For GFW to effectively detect all fishing vessels, including those evading tracking, requires the start-off point of detecting all maritime activities, Long explained. It then has to determine which objects it sees on the water are fishing vessels and to match this information to fishing vessels that are using an automatic identification system (AIS) or vessel monitoring system (VMS).

All the other things it sees are other types of vessels or fixed infrastructure, including more than 300,000 oil tankers, container ships, ferries, yachts and other non-fishing vessels and around 30,000 individual offshore structures.

“Global maritime traffic has quadrupled in the last two decades, intensifying pressure on marine ecosystems.
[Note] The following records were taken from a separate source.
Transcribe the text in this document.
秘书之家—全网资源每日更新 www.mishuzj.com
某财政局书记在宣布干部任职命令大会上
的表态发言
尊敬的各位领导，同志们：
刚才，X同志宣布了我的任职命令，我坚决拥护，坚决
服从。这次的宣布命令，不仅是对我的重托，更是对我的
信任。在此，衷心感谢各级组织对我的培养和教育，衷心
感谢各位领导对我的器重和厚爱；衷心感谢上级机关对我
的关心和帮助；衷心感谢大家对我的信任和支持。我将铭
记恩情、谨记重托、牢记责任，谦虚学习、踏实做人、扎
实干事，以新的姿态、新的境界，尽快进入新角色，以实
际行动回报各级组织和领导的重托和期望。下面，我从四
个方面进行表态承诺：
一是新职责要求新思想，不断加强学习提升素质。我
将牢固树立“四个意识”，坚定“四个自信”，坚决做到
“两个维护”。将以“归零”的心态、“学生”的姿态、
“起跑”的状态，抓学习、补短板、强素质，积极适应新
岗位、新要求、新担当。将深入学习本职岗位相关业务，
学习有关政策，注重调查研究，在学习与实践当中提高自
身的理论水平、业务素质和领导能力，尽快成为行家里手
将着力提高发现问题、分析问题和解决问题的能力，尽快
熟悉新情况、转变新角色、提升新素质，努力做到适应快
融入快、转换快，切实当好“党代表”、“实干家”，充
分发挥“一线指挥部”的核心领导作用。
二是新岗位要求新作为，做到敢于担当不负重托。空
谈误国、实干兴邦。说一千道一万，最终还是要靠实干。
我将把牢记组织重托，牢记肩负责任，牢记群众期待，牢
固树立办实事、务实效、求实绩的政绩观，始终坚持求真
By offering open data on non-fishing vessels, we can collaborate with researchers and organizations to explore a whole new host of questions about our impact on the marine environment,” Long said.

“For instance, we will be able to quantify carbon emissions from shipping vessels to support the decarbonization of the industry. We will also track oil tankers and potentially coal and natural gas shipments. By highlighting this supply chain, we can shed light on the full cost of the fossil fuel industry. Furthermore, we can investigate the impact of shipping and vessel traffic on marine life, aiding efforts to mitigate collisions with whales, and reduce noise pollution.”

Another key aspect of mapping non-fishing activity is the interaction between fishing vessels with offshore infrastructure and associated vessel traffic, he said.

“While some fishing vessels avoid fixed infrastructure, for example, to avoid net entanglement, other fishing activities benefit from it. For example, a variety of fish species are known to aggregate around artificial hard structures like oil platforms.”

Long also pointed out that other industrial uses of the ocean are increasing rapidly – “much faster than industrial fishing,” though it’s still the largest single industrial use of the ocean by humans.

“In the future, these other industrial uses will increasingly compete with and impact fisheries, so if we want to look after the health of the ocean and preserve healthy fisheries, we need to look at all of these industrial uses,” he said.

The initiative will also expand fishing activity monitoring to some important geographies not yet covered or not yet covered well enough, with Long confirming that there a few regions where the organization currently have little-to-no publicly available information about fishing activities.

He highlighted that in the southern Mediterranean Sea and the western and northern African coasts, almost all fishing vessels do not broadcast AIS, while in Southeast Asia, particularly the South China Sea, AIS reception is often very poor.

As a result, much of the fishing activity in these regions is not currently captured in public monitoring systems. “Our satellite imagery technology will allow us to publicly reveal this activity,” Long said.